In a stunning decision, the Supreme Court ruled that the Big Sur, California-based soda giant can be held liable for using the patented invention of the world’s largest soda maker, but not for its alleged infringement of the invention.
The decision was made Thursday by a three-judge panel of the U.S. Court of Appeals for the Ninth Circuit, which was made up of two liberal judges and three conservative judges.
It is the first time a case on a patent dispute has been heard on the court’s docket in decades.
The case involved a patent application from a company called Big Sur Beverage Co., owned by Big Sur billionaire Shervin Pishevar, which had a monopoly on the sale of soda, coffee and other beverages to consumers.
The application was filed in 1992, but the company was acquired by another company in 1997.
The suit against Big Sur alleges that the soda giant, which has about $6 billion in annual revenue, “intentionally and with knowledge” infringed the patent, which is the basis for many of its products.
The lawsuit says the patent was granted in 1998 and “never was used.”
The case was brought by American consumers who allege that Big Sur is not responsible for its actions.
The suit says the plaintiffs are “victims of a corporate conspiracy to defraud them of billions of dollars in profits” and that Big Water’s monopoly was an unfair advantage.
The ruling says Big Sur should be held responsible for the company’s alleged violation of the soda company’s patent.
“The defendant’s claims of infringement are too broad and too general to meet the definition of patent infringement, and its allegations about the scope of the defendant’s infringement are not supported by a sound factual basis,” the court wrote in the ruling.
The three liberal judges, Justices Ruth Bader Ginsburg and Sonia Sotomayor, sided with the plaintiffs.
The three conservative justices, Anthony Kennedy, Elena Kagan and Samuel Alito, joined the three liberal justices.
The court held that the patent infringement could be assessed against Big Water and that a jury could consider the evidence.
“While plaintiffs’ allegations are not sufficient to establish a direct and proximate link between plaintiff and defendant, plaintiffs do allege that defendants acted with knowledge that plaintiff had infringed plaintiff’s patent,” the ruling said.
“In sum, plaintiffs allege that defendant has not demonstrated that defendants engaged in a willful and wanton conduct in relation to Big Sur’s use of the patented design.”

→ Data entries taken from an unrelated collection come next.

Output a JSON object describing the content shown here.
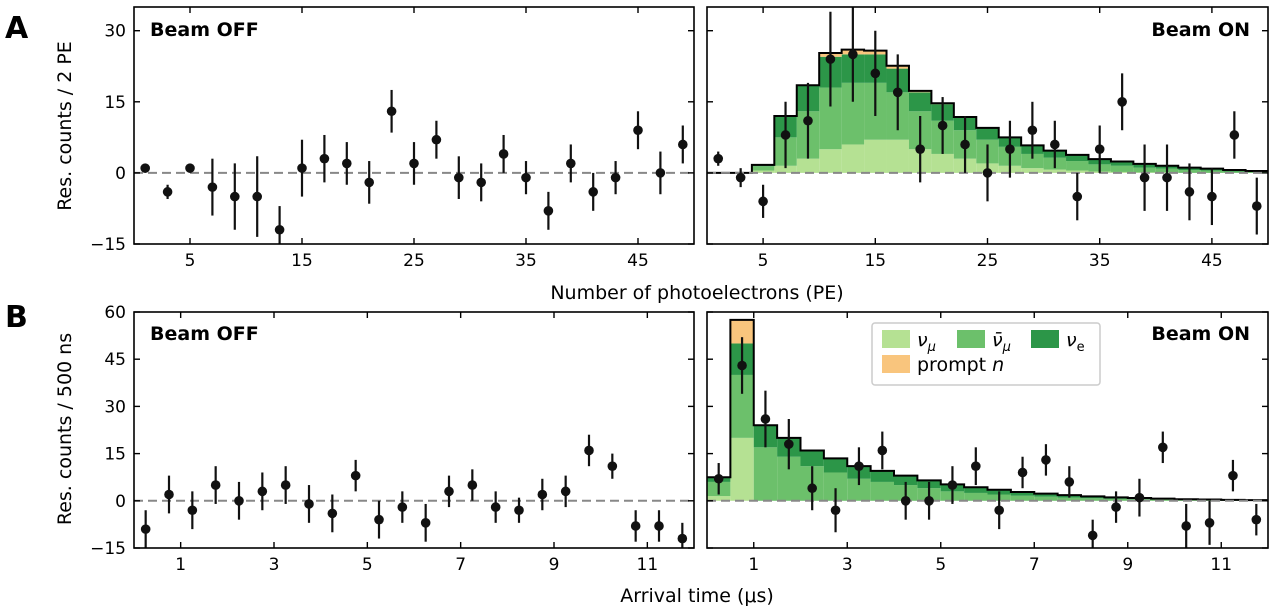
{
  "panel_labels": {
    "a": "A",
    "b": "B"
  },
  "beam_labels": {
    "off": "Beam OFF",
    "on": "Beam ON"
  },
  "axis_labels": {
    "a_ylabel": "Res. counts / 2 PE",
    "a_xlabel": "Number of photoelectrons (PE)",
    "b_ylabel": "Res. counts / 500 ns",
    "b_xlabel": "Arrival time (μs)"
  },
  "legend": {
    "numu": "ν",
    "numu_sub": "μ",
    "numubar": "ν̄",
    "numubar_sub": "μ",
    "nue": "ν",
    "nue_sub": "e",
    "prompt_pre": "prompt ",
    "prompt_n": "n"
  },
  "colors": {
    "numu": "#b5e193",
    "numubar": "#6cc06b",
    "nue": "#2c9648",
    "prompt_n": "#f9c57d",
    "points": "#111111",
    "zero_line": "#888888"
  },
  "chart_data": [
    {
      "id": "A-off",
      "type": "scatter",
      "xlabel": "Number of photoelectrons (PE)",
      "ylabel": "Res. counts / 2 PE",
      "xlim": [
        0,
        50
      ],
      "ylim": [
        -15,
        35
      ],
      "xticks": [
        "5",
        "15",
        "25",
        "35",
        "45"
      ],
      "yticks": [
        "−15",
        "0",
        "15",
        "30"
      ],
      "points": [
        {
          "x": 1,
          "y": 1,
          "e": 0
        },
        {
          "x": 3,
          "y": -4,
          "e": 1.5
        },
        {
          "x": 5,
          "y": 1,
          "e": 0
        },
        {
          "x": 7,
          "y": -3,
          "e": 6
        },
        {
          "x": 9,
          "y": -5,
          "e": 7
        },
        {
          "x": 11,
          "y": -5,
          "e": 8.5
        },
        {
          "x": 13,
          "y": -12,
          "e": 5
        },
        {
          "x": 15,
          "y": 1,
          "e": 6
        },
        {
          "x": 17,
          "y": 3,
          "e": 5
        },
        {
          "x": 19,
          "y": 2,
          "e": 4.5
        },
        {
          "x": 21,
          "y": -2,
          "e": 4.5
        },
        {
          "x": 23,
          "y": 13,
          "e": 4.5
        },
        {
          "x": 25,
          "y": 2,
          "e": 4.5
        },
        {
          "x": 27,
          "y": 7,
          "e": 4
        },
        {
          "x": 29,
          "y": -1,
          "e": 4.5
        },
        {
          "x": 31,
          "y": -2,
          "e": 4
        },
        {
          "x": 33,
          "y": 4,
          "e": 4
        },
        {
          "x": 35,
          "y": -1,
          "e": 3.5
        },
        {
          "x": 37,
          "y": -8,
          "e": 4
        },
        {
          "x": 39,
          "y": 2,
          "e": 4
        },
        {
          "x": 41,
          "y": -4,
          "e": 4
        },
        {
          "x": 43,
          "y": -1,
          "e": 3.5
        },
        {
          "x": 45,
          "y": 9,
          "e": 4
        },
        {
          "x": 47,
          "y": 0,
          "e": 4.5
        },
        {
          "x": 49,
          "y": 6,
          "e": 4
        }
      ]
    },
    {
      "id": "A-on",
      "type": "bar",
      "xlim": [
        0,
        50
      ],
      "ylim": [
        -15,
        35
      ],
      "xticks": [
        "5",
        "15",
        "25",
        "35",
        "45"
      ],
      "step_edges": [
        0,
        4,
        6,
        8,
        10,
        12,
        14,
        16,
        18,
        20,
        22,
        24,
        26,
        28,
        30,
        32,
        34,
        36,
        38,
        40,
        42,
        44,
        46,
        48,
        50
      ],
      "series": [
        {
          "key": "numu",
          "values": [
            0,
            0.5,
            1.5,
            3,
            5,
            6,
            7,
            7,
            5,
            4,
            3,
            2,
            1.5,
            1,
            0.7,
            0.5,
            0.3,
            0.2,
            0.1,
            0.1,
            0,
            0,
            0,
            0
          ]
        },
        {
          "key": "numubar",
          "values": [
            0,
            0.9,
            6,
            10,
            13,
            13,
            12,
            10,
            8,
            7,
            6,
            5,
            4,
            3,
            2.5,
            2,
            1.5,
            1.3,
            1,
            0.8,
            0.6,
            0.5,
            0.3,
            0.2
          ]
        },
        {
          "key": "nue",
          "values": [
            0,
            0.3,
            4.5,
            5.5,
            6.5,
            6,
            6,
            5,
            4,
            3.5,
            2.8,
            2.5,
            2,
            1.8,
            1.5,
            1.3,
            1.1,
            0.9,
            0.8,
            0.6,
            0.5,
            0.4,
            0.3,
            0.2
          ]
        },
        {
          "key": "prompt_n",
          "values": [
            0,
            0,
            0,
            0,
            0.8,
            1,
            0.8,
            0.6,
            0.3,
            0.2,
            0,
            0,
            0,
            0,
            0,
            0,
            0,
            0,
            0,
            0,
            0,
            0,
            0,
            0
          ]
        }
      ],
      "points": [
        {
          "x": 1,
          "y": 3,
          "e": 1.5
        },
        {
          "x": 3,
          "y": -1,
          "e": 2
        },
        {
          "x": 5,
          "y": -6,
          "e": 3.5
        },
        {
          "x": 7,
          "y": 8,
          "e": 7
        },
        {
          "x": 9,
          "y": 11,
          "e": 8
        },
        {
          "x": 11,
          "y": 24,
          "e": 10
        },
        {
          "x": 13,
          "y": 25,
          "e": 10
        },
        {
          "x": 15,
          "y": 21,
          "e": 9
        },
        {
          "x": 17,
          "y": 17,
          "e": 8
        },
        {
          "x": 19,
          "y": 5,
          "e": 7
        },
        {
          "x": 21,
          "y": 10,
          "e": 6
        },
        {
          "x": 23,
          "y": 6,
          "e": 6
        },
        {
          "x": 25,
          "y": 0,
          "e": 6
        },
        {
          "x": 27,
          "y": 5,
          "e": 6
        },
        {
          "x": 29,
          "y": 9,
          "e": 6
        },
        {
          "x": 31,
          "y": 6,
          "e": 5
        },
        {
          "x": 33,
          "y": -5,
          "e": 5
        },
        {
          "x": 35,
          "y": 5,
          "e": 5
        },
        {
          "x": 37,
          "y": 15,
          "e": 6
        },
        {
          "x": 39,
          "y": -1,
          "e": 7
        },
        {
          "x": 41,
          "y": -1,
          "e": 7
        },
        {
          "x": 43,
          "y": -4,
          "e": 6
        },
        {
          "x": 45,
          "y": -5,
          "e": 6
        },
        {
          "x": 47,
          "y": 8,
          "e": 5
        },
        {
          "x": 49,
          "y": -7,
          "e": 6
        }
      ]
    },
    {
      "id": "B-off",
      "type": "scatter",
      "xlabel": "Arrival time (μs)",
      "ylabel": "Res. counts / 500 ns",
      "xlim": [
        0,
        12
      ],
      "ylim": [
        -15,
        60
      ],
      "xticks": [
        "1",
        "3",
        "5",
        "7",
        "9",
        "11"
      ],
      "yticks": [
        "−15",
        "0",
        "15",
        "30",
        "45",
        "60"
      ],
      "points": [
        {
          "x": 0.25,
          "y": -9,
          "e": 6
        },
        {
          "x": 0.75,
          "y": 2,
          "e": 6
        },
        {
          "x": 1.25,
          "y": -3,
          "e": 6
        },
        {
          "x": 1.75,
          "y": 5,
          "e": 6
        },
        {
          "x": 2.25,
          "y": 0,
          "e": 6
        },
        {
          "x": 2.75,
          "y": 3,
          "e": 6
        },
        {
          "x": 3.25,
          "y": 5,
          "e": 6
        },
        {
          "x": 3.75,
          "y": -1,
          "e": 6
        },
        {
          "x": 4.25,
          "y": -4,
          "e": 6
        },
        {
          "x": 4.75,
          "y": 8,
          "e": 5
        },
        {
          "x": 5.25,
          "y": -6,
          "e": 6
        },
        {
          "x": 5.75,
          "y": -2,
          "e": 5
        },
        {
          "x": 6.25,
          "y": -7,
          "e": 6
        },
        {
          "x": 6.75,
          "y": 3,
          "e": 5
        },
        {
          "x": 7.25,
          "y": 5,
          "e": 5
        },
        {
          "x": 7.75,
          "y": -2,
          "e": 5
        },
        {
          "x": 8.25,
          "y": -3,
          "e": 4
        },
        {
          "x": 8.75,
          "y": 2,
          "e": 5
        },
        {
          "x": 9.25,
          "y": 3,
          "e": 5
        },
        {
          "x": 9.75,
          "y": 16,
          "e": 5
        },
        {
          "x": 10.25,
          "y": 11,
          "e": 4
        },
        {
          "x": 10.75,
          "y": -8,
          "e": 5
        },
        {
          "x": 11.25,
          "y": -8,
          "e": 5
        },
        {
          "x": 11.75,
          "y": -12,
          "e": 5
        }
      ]
    },
    {
      "id": "B-on",
      "type": "bar",
      "xlim": [
        0,
        12
      ],
      "ylim": [
        -15,
        60
      ],
      "xticks": [
        "1",
        "3",
        "5",
        "7",
        "9",
        "11"
      ],
      "step_edges": [
        0,
        0.5,
        1,
        1.5,
        2,
        2.5,
        3,
        3.5,
        4,
        4.5,
        5,
        5.5,
        6,
        6.5,
        7,
        7.5,
        8,
        8.5,
        9,
        9.5,
        10,
        10.5,
        11,
        11.5,
        12
      ],
      "series": [
        {
          "key": "numu",
          "values": [
            1.5,
            20,
            0,
            0,
            0,
            0,
            0,
            0,
            0,
            0,
            0,
            0,
            0,
            0,
            0,
            0,
            0,
            0,
            0,
            0,
            0,
            0,
            0,
            0
          ]
        },
        {
          "key": "numubar",
          "values": [
            4.5,
            20,
            17,
            14,
            11,
            9,
            7,
            6,
            5,
            4,
            3,
            2.5,
            2,
            1.6,
            1.3,
            1,
            0.8,
            0.6,
            0.5,
            0.4,
            0.3,
            0.2,
            0.2,
            0.1
          ]
        },
        {
          "key": "nue",
          "values": [
            1.5,
            10,
            7,
            6,
            5,
            4.5,
            4,
            3.5,
            3,
            2.5,
            2.2,
            1.8,
            1.5,
            1.2,
            1,
            0.8,
            0.6,
            0.5,
            0.4,
            0.3,
            0.2,
            0.2,
            0.1,
            0.1
          ]
        },
        {
          "key": "prompt_n",
          "values": [
            0,
            7.5,
            0,
            0,
            0,
            0,
            0,
            0,
            0,
            0,
            0,
            0,
            0,
            0,
            0,
            0,
            0,
            0,
            0,
            0,
            0,
            0,
            0,
            0
          ]
        }
      ],
      "points": [
        {
          "x": 0.25,
          "y": 7,
          "e": 5
        },
        {
          "x": 0.75,
          "y": 43,
          "e": 9
        },
        {
          "x": 1.25,
          "y": 26,
          "e": 9
        },
        {
          "x": 1.75,
          "y": 18,
          "e": 8
        },
        {
          "x": 2.25,
          "y": 4,
          "e": 7
        },
        {
          "x": 2.75,
          "y": -3,
          "e": 7
        },
        {
          "x": 3.25,
          "y": 11,
          "e": 6
        },
        {
          "x": 3.75,
          "y": 16,
          "e": 6
        },
        {
          "x": 4.25,
          "y": 0,
          "e": 6
        },
        {
          "x": 4.75,
          "y": 0,
          "e": 6
        },
        {
          "x": 5.25,
          "y": 5,
          "e": 6
        },
        {
          "x": 5.75,
          "y": 11,
          "e": 6
        },
        {
          "x": 6.25,
          "y": -3,
          "e": 6
        },
        {
          "x": 6.75,
          "y": 9,
          "e": 5
        },
        {
          "x": 7.25,
          "y": 13,
          "e": 5
        },
        {
          "x": 7.75,
          "y": 6,
          "e": 5
        },
        {
          "x": 8.25,
          "y": -11,
          "e": 5
        },
        {
          "x": 8.75,
          "y": -2,
          "e": 5
        },
        {
          "x": 9.25,
          "y": 1,
          "e": 6
        },
        {
          "x": 9.75,
          "y": 17,
          "e": 5
        },
        {
          "x": 10.25,
          "y": -8,
          "e": 7
        },
        {
          "x": 10.75,
          "y": -7,
          "e": 7
        },
        {
          "x": 11.25,
          "y": 8,
          "e": 5
        },
        {
          "x": 11.75,
          "y": -6,
          "e": 5
        }
      ]
    }
  ]
}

The ruling was a blow to the Big Sugar giant, but it also was an important victory for American consumers, who have long demanded the soda companies face legal consequences for its practices.
The companies’ business is based in a sprawling compound in the San Fernando Valley, just a few miles north of Los Angeles.
The compound has been the home of the Big Water company since 1995 and its namesake, Big Sur.
The company has become a symbol of the growing global soda industry, with the average person consuming about 2,000 calories a day from Big Sur and the world-famous Big Soda, which includes Coke, Pepsi, Dr Pepper, Tropicana, Mountain Dew and other sodas.